Michigan mother jailed after encouraging 3-year-old son's 'gender exploration'

The mother said her son wanted to explore his gender as early as 2014 when he was just three-years-old.


Katee Churchill, a Michigan mother of three children from small, rural Clare County, was accused of child abuse for encouraging her young son's "gender exploration," and lost custody of the kids after facing multiple legal battles.

Her middle son, called "Finn," whose name had been changed to maintain anonymity, reportedly "began showing an interest in wearing dresses and experimenting with more feminine names," over several months when he wanted to explore his gender identity in 2014 at just three-years-old.

According to Pink News, Finn's mother took him to a therapist "specializing in gender variance and dysphoria." While there was no report on what the therapist's precise diagnosis or advice was at the time of the visit, Churchill "vowed to follow Finn's lead and support his gender exploration and expression."

Michigan's Child Protective Services (CPS) were called by an anonymous report that had accused Churchill of abuse and neglect. A case began against Churchill, alleging that she had forced Finn to identify as trans, and CPS recommended that all three of her children be placed with their respective fathers.

The case went before a judge in 2015 and was decided at the time in favor of Churchill. However, CPS decided to pursue a second case against Church with a jury trial. The prosecution called Churchill an "LGBT+ activist" who is trying to impose her gender-identity beliefs on her school-aged children.

"Obviously, anybody can be an activist and for whatever cause they wish. And that wouldn’t necessarily imply that they have any kind of psychological problem," Don Spivak, a psychiatrist and state witness, told the court.
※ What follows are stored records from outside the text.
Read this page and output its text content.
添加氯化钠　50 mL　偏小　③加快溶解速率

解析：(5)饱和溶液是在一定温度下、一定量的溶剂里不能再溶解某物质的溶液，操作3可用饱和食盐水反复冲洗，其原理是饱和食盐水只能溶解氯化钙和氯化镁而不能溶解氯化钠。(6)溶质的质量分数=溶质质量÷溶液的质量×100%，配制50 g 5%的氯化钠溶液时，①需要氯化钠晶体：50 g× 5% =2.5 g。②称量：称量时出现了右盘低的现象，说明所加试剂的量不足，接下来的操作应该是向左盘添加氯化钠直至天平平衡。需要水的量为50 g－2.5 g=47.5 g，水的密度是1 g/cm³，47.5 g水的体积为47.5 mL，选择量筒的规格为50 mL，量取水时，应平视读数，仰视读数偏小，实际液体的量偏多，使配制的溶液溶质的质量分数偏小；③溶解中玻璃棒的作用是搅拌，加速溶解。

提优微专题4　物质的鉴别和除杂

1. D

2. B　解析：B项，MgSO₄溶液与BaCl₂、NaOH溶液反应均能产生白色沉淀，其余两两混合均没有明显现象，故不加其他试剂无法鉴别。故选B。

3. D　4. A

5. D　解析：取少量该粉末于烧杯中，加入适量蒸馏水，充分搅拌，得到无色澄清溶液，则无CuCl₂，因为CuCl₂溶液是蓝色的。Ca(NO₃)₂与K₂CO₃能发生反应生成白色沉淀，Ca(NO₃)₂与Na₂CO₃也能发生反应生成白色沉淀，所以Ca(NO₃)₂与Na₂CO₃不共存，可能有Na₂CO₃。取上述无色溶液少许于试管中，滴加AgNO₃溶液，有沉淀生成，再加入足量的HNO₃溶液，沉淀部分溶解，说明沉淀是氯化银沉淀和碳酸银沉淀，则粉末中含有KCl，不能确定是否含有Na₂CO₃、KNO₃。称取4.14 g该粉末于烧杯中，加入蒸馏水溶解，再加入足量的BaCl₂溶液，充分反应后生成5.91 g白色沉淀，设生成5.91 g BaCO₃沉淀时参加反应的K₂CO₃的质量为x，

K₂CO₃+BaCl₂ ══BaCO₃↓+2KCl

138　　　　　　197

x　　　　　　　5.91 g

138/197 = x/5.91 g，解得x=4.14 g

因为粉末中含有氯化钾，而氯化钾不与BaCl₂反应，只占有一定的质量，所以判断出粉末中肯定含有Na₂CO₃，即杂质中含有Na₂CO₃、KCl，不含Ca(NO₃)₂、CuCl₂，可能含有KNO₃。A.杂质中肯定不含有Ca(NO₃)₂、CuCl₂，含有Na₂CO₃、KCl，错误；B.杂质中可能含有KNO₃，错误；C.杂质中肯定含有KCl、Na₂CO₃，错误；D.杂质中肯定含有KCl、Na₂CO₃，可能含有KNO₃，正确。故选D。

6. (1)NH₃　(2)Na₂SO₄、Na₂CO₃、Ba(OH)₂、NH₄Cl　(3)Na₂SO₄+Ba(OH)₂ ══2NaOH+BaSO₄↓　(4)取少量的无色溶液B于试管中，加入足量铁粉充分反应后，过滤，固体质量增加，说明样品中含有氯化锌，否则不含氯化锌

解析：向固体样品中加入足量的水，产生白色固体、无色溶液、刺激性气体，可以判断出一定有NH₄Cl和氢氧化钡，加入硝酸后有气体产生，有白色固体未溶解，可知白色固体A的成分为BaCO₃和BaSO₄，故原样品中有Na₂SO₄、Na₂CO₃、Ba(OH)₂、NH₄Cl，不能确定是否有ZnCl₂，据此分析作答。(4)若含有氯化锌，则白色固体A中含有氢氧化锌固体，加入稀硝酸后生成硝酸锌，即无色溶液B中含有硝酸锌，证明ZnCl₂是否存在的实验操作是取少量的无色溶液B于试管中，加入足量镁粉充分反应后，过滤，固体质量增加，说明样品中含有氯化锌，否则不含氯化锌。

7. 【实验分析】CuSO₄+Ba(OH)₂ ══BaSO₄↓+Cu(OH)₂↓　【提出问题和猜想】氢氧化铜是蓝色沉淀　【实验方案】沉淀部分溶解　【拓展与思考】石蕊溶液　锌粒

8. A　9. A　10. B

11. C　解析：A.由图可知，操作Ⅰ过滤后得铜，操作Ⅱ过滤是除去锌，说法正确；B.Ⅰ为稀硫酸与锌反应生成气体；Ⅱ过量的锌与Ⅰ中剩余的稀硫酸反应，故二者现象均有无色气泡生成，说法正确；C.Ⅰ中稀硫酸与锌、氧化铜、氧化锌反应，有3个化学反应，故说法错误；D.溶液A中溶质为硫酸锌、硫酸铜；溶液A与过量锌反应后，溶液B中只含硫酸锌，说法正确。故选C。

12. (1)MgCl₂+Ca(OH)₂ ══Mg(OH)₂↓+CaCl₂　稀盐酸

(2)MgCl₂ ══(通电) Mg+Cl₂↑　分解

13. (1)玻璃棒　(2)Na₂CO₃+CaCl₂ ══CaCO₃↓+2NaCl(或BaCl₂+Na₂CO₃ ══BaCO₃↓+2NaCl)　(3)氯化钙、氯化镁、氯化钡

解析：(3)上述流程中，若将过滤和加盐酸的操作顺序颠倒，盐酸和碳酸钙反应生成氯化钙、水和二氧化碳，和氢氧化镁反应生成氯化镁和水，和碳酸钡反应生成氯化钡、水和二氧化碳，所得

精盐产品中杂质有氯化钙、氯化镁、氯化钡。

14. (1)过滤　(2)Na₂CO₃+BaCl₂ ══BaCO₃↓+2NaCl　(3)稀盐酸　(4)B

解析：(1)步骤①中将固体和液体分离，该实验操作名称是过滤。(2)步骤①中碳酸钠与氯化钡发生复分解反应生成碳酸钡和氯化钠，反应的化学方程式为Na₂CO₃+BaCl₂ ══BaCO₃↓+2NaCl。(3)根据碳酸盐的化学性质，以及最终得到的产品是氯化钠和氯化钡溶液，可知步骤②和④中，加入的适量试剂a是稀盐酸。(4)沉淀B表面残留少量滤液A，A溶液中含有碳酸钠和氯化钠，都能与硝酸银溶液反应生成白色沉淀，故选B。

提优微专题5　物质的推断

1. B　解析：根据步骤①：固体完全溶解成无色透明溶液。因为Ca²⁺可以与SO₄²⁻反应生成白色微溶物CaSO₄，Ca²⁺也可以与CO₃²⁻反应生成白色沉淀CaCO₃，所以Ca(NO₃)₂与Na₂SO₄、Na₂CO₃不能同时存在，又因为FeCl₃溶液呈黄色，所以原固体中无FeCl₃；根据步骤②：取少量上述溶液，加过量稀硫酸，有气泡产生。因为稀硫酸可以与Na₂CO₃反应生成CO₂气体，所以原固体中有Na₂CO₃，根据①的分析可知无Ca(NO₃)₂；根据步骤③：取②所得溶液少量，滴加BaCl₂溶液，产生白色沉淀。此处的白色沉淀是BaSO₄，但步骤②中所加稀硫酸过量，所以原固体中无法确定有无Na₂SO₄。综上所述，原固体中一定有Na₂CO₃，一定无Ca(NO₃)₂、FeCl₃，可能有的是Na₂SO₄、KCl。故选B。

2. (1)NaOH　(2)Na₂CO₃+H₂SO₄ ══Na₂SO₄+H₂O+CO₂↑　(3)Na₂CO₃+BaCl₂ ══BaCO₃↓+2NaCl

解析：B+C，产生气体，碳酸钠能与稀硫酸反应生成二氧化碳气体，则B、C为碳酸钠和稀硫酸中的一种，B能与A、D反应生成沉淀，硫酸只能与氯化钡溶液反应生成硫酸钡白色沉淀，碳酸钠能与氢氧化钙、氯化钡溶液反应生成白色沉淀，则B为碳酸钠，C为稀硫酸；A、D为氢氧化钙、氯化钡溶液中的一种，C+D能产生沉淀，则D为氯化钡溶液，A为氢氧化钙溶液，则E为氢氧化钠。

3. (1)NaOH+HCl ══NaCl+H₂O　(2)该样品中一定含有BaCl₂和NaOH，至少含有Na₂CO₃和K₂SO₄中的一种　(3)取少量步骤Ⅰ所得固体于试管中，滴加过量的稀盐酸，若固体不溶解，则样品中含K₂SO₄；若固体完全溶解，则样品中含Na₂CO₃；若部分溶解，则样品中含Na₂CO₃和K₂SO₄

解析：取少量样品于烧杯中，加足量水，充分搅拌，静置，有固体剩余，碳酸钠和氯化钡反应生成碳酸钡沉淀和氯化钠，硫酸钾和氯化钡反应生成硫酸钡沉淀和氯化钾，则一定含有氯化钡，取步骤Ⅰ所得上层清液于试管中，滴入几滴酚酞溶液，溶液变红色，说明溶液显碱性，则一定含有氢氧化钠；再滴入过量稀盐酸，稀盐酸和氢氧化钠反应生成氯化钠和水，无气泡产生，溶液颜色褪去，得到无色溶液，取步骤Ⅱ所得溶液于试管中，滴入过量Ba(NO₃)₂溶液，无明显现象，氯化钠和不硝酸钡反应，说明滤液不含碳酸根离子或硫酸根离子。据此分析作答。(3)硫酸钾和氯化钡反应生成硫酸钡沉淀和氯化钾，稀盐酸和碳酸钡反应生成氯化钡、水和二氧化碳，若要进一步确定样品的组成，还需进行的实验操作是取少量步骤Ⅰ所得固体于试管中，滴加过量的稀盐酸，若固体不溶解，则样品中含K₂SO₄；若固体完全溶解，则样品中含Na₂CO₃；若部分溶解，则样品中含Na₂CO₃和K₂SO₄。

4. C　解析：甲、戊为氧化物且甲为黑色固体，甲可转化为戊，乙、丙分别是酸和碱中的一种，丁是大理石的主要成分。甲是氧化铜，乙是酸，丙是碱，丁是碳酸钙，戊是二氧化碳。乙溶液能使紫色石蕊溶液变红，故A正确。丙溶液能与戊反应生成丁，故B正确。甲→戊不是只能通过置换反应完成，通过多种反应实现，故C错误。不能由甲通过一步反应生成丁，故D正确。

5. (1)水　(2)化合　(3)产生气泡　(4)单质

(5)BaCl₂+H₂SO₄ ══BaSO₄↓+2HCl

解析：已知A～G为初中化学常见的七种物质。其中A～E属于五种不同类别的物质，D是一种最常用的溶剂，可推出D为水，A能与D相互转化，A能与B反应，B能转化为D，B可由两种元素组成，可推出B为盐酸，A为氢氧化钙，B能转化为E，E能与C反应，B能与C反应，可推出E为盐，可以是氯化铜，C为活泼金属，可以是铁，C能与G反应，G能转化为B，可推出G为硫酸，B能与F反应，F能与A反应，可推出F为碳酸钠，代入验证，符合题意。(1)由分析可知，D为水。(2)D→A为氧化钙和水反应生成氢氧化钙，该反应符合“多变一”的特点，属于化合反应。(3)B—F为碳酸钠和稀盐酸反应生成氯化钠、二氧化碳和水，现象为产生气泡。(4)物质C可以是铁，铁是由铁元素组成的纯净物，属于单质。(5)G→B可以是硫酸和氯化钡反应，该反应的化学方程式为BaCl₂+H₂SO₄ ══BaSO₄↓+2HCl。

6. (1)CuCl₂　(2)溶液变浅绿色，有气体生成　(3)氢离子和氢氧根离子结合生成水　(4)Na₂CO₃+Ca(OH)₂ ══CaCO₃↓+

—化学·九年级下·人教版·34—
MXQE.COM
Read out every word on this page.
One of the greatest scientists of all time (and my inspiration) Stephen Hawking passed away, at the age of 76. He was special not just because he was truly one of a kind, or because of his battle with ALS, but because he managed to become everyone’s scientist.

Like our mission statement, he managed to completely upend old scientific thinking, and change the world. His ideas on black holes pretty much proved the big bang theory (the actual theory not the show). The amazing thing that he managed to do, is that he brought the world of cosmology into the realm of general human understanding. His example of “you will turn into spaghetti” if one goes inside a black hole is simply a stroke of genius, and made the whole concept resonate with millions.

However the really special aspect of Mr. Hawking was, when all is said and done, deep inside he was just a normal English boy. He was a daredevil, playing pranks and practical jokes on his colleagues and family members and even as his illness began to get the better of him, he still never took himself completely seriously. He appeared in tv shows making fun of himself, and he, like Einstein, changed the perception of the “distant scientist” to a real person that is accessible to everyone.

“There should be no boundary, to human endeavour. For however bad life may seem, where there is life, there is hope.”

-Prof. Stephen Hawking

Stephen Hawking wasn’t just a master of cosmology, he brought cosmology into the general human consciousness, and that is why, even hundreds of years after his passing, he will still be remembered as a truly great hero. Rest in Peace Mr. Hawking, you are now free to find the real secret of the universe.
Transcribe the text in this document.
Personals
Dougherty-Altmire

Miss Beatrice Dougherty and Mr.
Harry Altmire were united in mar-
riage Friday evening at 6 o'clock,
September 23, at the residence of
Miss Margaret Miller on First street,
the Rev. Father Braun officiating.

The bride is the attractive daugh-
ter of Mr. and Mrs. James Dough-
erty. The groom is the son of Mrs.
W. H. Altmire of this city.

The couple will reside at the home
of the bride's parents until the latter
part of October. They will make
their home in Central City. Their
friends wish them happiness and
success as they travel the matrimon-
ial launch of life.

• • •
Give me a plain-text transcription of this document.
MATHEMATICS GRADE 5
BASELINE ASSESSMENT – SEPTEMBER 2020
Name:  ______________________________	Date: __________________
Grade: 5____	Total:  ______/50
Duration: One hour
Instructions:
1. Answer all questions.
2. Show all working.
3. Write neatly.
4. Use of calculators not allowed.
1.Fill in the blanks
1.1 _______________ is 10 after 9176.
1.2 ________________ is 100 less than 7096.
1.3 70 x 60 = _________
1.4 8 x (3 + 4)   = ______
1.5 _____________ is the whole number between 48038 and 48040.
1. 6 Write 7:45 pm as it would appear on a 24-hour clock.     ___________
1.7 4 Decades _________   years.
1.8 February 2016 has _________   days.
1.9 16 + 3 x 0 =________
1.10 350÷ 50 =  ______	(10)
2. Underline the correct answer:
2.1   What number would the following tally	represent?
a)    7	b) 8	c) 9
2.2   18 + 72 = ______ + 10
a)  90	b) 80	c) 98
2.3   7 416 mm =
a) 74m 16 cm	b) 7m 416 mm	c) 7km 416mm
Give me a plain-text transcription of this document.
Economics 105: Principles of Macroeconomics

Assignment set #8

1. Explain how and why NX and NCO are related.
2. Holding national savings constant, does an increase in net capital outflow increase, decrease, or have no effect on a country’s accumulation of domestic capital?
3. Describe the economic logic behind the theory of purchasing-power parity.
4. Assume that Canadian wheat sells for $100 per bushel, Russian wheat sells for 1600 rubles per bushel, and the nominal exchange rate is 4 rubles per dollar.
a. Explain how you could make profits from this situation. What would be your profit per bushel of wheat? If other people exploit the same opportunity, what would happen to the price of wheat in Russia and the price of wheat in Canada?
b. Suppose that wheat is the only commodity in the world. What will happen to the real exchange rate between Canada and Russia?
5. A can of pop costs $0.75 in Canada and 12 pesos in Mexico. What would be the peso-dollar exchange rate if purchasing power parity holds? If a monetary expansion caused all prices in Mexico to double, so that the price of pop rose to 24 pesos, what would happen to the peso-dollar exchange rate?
"However, in this case, it is intimately involved with a feeling and decision about a child, so there's an intimate involvement in that activism and the ideas about a child. And then the child has to comply with that notion in order to support the activism. They're intertwined," Spivak said in court.

Finn commented when interviewed: "She might have encouraged me, like, 'It's OK if you are, like, I don't really care if you are or not. But I did choose. I chose. No one else. No one made me. No one forced me."

Finn was then asked what we had to say to children in similar situations. He replied with: "Hopefully, they don't turn out like I am."